Here, we conclude that defendant’s positioning and his refusal to
comply with the officer’s request to return to the vehicle, while not
alone indicative of criminal behavior, could be “considered in
conjunction with other attendant circumstances” to establish the
requisite reasonable suspicion of criminal activity (People v
Martinez, 80 NY2d 444, 448). In our view, once defendant refused the
officer’s request to return to the vehicle and turned toward the
officers, the officers could “reasonably suspect[] that defendant was
armed and posed a threat to their safety because his actions were
directed to the area of his waistband, which was concealed from their
view” (People v Fagan, 98 AD3d 1270, 1271, lv denied 20 NY3d 1061,
cert denied ___ US ___, 134 S Ct 262). The officer who drew his
weapon was justified in doing so out of a concern for his own safety
(see People v James, 272 AD2d 75, 75, lv denied 95 NY2d 866,
reconsideration denied 95 NY2d 965; People v Wright, 100 AD2d 523,
525; see generally People v Benjamin, 51 NY2d 267, 271). We thus
conclude that defendant’s flight, “in conjunction with the attendant
circumstances, gave rise to the requisite reasonable suspicion
justifying police pursuit” (People v Brown, 67 AD3d 1439, 1440, lv
denied 14 NY3d 798; see Bachiller, 93 AD3d at 1197-1198; cf.
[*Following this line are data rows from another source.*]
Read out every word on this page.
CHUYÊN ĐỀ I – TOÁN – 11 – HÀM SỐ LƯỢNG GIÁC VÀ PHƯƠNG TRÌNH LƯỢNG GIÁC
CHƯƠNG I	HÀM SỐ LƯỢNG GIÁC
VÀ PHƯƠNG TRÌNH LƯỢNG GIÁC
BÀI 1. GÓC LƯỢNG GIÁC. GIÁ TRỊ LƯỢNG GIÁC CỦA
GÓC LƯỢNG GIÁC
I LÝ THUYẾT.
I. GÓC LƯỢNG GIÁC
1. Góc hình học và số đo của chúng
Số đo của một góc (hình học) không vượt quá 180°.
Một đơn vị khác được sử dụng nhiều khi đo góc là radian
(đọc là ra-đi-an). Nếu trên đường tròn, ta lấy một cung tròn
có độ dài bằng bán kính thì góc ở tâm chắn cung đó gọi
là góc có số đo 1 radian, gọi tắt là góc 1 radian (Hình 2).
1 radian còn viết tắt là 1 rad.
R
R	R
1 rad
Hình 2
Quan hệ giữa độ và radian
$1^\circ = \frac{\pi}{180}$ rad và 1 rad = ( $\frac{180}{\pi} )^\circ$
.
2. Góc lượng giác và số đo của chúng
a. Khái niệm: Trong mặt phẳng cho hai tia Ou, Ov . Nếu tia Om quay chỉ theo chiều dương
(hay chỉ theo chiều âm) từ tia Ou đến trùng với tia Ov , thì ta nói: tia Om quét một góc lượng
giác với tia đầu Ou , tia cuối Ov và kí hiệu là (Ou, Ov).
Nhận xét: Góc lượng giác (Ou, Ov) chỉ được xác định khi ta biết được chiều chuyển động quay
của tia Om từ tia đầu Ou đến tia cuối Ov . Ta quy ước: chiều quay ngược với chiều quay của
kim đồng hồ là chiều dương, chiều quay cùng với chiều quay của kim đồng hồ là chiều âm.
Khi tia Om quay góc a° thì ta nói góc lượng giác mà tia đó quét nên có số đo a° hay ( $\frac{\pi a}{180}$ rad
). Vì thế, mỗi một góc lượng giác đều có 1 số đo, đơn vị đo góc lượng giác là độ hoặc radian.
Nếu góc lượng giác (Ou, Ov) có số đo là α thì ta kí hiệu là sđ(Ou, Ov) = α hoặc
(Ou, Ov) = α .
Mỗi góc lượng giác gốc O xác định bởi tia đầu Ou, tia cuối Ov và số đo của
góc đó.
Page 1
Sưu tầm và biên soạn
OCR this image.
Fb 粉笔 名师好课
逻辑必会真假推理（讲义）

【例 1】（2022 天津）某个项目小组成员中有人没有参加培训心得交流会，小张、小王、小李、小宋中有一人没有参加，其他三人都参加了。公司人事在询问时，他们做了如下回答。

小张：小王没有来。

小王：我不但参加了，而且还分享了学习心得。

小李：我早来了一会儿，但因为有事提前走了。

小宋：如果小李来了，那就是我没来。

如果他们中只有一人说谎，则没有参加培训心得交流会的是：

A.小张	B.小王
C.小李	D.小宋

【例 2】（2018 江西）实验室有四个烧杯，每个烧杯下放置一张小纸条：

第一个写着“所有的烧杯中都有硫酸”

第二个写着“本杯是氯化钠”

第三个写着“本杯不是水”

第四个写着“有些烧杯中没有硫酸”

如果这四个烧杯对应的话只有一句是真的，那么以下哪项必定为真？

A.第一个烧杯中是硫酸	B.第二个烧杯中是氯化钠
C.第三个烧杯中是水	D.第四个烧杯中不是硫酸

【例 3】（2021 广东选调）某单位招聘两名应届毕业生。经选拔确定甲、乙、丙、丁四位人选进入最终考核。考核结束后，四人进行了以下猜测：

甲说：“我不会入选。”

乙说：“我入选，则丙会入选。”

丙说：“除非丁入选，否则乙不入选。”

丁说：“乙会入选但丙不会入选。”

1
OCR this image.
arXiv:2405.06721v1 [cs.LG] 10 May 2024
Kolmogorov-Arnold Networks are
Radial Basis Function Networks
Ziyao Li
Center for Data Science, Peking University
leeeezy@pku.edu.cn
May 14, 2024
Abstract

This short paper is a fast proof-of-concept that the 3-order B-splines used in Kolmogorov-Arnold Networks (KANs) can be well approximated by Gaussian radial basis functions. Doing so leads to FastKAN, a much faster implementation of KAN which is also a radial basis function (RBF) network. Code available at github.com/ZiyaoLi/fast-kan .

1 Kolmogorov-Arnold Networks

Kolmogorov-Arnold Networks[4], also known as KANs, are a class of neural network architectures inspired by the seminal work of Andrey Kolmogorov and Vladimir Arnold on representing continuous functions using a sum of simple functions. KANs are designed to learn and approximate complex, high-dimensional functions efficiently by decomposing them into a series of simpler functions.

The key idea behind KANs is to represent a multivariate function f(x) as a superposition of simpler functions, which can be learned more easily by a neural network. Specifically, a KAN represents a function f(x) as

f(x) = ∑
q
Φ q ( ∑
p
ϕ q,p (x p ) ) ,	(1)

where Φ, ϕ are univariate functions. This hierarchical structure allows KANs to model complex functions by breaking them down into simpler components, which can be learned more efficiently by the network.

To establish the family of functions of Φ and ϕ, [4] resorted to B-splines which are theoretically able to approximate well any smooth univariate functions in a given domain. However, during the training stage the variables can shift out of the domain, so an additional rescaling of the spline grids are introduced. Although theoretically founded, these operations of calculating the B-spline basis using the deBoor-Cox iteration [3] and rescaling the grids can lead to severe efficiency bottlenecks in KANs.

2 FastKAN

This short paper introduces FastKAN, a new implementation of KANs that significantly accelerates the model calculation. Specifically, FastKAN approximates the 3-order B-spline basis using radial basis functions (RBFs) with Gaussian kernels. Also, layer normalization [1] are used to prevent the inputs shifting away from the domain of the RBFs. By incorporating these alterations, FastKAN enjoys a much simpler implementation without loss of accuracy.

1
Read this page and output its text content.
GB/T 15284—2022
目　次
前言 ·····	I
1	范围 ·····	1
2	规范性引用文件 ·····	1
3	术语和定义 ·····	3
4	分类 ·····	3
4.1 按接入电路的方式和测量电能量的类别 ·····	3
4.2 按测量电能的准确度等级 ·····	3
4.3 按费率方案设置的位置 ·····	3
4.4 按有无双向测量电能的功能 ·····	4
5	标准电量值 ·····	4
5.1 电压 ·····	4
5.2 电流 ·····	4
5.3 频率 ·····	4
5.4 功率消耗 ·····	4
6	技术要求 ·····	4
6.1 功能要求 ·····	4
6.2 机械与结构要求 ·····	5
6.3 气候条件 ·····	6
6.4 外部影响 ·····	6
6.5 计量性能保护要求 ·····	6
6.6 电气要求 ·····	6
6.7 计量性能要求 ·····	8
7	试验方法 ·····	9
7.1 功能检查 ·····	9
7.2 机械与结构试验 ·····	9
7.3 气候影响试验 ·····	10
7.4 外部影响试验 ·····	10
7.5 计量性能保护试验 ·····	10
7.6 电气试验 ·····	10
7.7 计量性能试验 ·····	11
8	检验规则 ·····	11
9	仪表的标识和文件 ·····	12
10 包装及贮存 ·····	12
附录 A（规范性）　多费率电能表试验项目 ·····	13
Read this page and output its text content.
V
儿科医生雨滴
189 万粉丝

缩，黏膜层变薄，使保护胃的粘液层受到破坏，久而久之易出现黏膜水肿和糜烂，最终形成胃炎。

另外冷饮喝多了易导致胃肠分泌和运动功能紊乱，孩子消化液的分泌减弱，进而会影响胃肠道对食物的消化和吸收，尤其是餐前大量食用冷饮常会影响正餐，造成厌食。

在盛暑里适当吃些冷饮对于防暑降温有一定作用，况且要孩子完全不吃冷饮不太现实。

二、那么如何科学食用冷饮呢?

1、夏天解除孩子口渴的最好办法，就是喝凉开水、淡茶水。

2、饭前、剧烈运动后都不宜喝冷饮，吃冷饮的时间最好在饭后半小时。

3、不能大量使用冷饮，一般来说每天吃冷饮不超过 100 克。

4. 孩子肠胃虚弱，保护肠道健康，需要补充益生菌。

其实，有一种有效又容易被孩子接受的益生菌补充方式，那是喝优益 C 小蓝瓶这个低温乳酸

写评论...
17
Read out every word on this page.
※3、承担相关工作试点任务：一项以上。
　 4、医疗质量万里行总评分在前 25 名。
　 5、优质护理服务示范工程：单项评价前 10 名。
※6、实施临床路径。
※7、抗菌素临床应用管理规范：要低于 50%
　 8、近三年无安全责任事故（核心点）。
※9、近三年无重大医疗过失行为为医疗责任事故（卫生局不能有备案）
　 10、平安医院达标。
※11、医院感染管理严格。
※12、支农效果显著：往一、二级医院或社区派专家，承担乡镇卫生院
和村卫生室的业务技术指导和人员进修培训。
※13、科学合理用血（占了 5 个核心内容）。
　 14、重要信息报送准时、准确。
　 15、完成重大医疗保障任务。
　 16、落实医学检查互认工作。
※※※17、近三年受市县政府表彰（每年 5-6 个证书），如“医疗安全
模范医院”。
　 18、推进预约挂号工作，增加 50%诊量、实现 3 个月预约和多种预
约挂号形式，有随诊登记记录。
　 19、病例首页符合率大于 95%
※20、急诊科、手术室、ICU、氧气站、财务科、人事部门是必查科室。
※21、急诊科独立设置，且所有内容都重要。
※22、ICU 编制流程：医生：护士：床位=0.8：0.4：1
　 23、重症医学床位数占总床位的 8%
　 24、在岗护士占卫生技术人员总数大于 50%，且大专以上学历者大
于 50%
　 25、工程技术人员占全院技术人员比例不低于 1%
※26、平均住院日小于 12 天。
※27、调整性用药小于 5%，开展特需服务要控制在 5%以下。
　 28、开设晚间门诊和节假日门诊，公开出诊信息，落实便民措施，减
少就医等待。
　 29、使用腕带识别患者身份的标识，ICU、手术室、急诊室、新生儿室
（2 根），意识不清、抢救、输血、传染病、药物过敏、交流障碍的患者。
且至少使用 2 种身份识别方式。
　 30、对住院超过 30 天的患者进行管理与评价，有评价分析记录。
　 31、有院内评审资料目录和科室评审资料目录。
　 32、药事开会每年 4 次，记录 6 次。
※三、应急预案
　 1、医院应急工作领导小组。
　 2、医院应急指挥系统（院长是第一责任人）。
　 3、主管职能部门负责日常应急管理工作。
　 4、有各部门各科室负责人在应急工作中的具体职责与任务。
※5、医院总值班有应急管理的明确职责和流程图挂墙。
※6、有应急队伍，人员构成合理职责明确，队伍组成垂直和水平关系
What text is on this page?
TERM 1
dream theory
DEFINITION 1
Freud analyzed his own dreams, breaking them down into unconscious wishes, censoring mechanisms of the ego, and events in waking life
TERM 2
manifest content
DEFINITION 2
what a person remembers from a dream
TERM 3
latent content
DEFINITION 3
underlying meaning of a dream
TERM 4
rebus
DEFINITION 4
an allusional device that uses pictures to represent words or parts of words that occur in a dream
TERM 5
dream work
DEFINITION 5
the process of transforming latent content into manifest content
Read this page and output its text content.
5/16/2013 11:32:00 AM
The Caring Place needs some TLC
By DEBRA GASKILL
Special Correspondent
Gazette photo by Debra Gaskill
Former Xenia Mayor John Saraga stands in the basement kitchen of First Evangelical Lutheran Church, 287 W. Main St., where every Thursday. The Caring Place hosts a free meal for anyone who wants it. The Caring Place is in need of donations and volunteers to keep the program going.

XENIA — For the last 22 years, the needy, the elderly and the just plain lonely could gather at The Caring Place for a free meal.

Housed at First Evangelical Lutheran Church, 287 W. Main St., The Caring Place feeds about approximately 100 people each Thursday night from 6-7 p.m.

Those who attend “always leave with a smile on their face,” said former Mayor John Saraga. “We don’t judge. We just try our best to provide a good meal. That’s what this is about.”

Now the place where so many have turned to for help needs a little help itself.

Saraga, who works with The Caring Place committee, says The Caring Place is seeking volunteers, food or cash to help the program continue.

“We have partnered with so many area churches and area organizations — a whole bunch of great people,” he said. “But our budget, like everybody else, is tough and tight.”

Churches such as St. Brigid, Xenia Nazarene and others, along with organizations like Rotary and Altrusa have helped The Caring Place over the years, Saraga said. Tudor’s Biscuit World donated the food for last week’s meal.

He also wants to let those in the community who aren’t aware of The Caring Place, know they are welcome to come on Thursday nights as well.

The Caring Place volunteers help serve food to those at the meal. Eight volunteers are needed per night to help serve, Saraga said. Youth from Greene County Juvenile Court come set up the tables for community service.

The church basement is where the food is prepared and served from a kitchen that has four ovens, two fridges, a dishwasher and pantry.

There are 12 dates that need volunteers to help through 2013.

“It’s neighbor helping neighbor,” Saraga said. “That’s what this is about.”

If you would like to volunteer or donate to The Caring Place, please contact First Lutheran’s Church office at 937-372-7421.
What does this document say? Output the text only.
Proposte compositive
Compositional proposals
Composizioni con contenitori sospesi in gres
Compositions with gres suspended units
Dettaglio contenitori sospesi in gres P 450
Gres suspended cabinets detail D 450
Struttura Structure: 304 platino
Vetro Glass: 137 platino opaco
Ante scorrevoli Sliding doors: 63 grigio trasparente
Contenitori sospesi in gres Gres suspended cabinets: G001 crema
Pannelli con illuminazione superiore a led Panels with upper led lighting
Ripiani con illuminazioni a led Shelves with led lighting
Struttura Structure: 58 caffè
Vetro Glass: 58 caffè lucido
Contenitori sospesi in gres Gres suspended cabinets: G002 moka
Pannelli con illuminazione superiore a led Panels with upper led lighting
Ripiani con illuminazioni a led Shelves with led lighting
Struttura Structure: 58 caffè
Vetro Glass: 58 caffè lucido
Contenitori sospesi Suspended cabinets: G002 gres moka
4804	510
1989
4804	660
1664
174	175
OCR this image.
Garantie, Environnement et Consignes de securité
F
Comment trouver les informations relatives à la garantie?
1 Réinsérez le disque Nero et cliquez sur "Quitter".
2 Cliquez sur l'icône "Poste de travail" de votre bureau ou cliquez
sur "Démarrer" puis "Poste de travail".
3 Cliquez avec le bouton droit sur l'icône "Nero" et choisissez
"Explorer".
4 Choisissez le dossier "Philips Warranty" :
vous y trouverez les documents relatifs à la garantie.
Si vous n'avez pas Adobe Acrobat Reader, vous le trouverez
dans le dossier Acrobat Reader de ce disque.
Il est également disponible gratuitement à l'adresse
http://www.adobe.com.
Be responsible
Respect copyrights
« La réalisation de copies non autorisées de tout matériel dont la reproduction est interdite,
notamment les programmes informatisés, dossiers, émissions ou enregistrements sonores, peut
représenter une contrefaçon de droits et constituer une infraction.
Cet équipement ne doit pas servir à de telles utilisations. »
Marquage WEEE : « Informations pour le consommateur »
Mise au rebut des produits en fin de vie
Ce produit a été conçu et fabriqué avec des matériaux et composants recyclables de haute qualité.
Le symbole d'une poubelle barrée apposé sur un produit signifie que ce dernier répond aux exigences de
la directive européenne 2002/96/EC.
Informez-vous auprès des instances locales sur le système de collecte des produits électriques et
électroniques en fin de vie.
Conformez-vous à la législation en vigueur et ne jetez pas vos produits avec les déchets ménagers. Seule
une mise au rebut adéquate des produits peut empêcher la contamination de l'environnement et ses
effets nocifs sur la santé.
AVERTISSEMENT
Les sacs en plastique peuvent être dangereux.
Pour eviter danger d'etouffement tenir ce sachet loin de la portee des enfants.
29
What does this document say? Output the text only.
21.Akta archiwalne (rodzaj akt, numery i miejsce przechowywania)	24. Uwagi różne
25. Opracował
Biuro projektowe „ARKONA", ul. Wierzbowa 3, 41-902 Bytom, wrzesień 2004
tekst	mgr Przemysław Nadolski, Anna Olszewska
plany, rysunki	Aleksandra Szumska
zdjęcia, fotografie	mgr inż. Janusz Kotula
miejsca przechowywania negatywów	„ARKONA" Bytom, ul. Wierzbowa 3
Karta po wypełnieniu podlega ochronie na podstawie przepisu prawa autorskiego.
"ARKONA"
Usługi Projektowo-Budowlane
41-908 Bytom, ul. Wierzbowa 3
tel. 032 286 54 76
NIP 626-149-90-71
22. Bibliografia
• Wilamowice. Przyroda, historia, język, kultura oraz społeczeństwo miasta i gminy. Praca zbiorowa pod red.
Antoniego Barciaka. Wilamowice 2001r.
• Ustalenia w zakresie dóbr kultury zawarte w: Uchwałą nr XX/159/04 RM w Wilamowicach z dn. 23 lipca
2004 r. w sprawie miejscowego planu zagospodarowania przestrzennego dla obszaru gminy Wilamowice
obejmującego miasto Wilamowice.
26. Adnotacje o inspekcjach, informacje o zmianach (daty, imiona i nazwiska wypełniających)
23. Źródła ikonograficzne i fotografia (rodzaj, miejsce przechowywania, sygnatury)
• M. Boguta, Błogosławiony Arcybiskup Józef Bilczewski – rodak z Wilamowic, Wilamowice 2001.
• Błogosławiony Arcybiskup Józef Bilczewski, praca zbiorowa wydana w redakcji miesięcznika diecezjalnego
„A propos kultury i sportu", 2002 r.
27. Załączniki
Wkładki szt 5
People v
Robbins, 83 NY2d 928, 930).
Inasmuch as “the pursuit of the defendant was justified, the gun
he discarded during the pursuit was not subject to suppression as the
product of unlawful police conduct” (People v Williams, 120 AD3d 1441,
1442, lv dismissed 24 NY3d 1089; see People v Gayden, 126 AD3d 1518,
1518-1519, affd 28 NY3d 1035; People v Feliciano, 140 AD3d 1776, 1777,
lv denied 28 NY3d 1027). Moreover, for the same reason, defendant’s
statements to the police are “not subject to suppression as fruit of
the poisonous tree” (Feliciano, 140 AD3d at 1777; see People v Sims,
-3- 420
KA 14-01881
106 AD3d 1473, 1474, appeal dismissed 22 NY3d 992).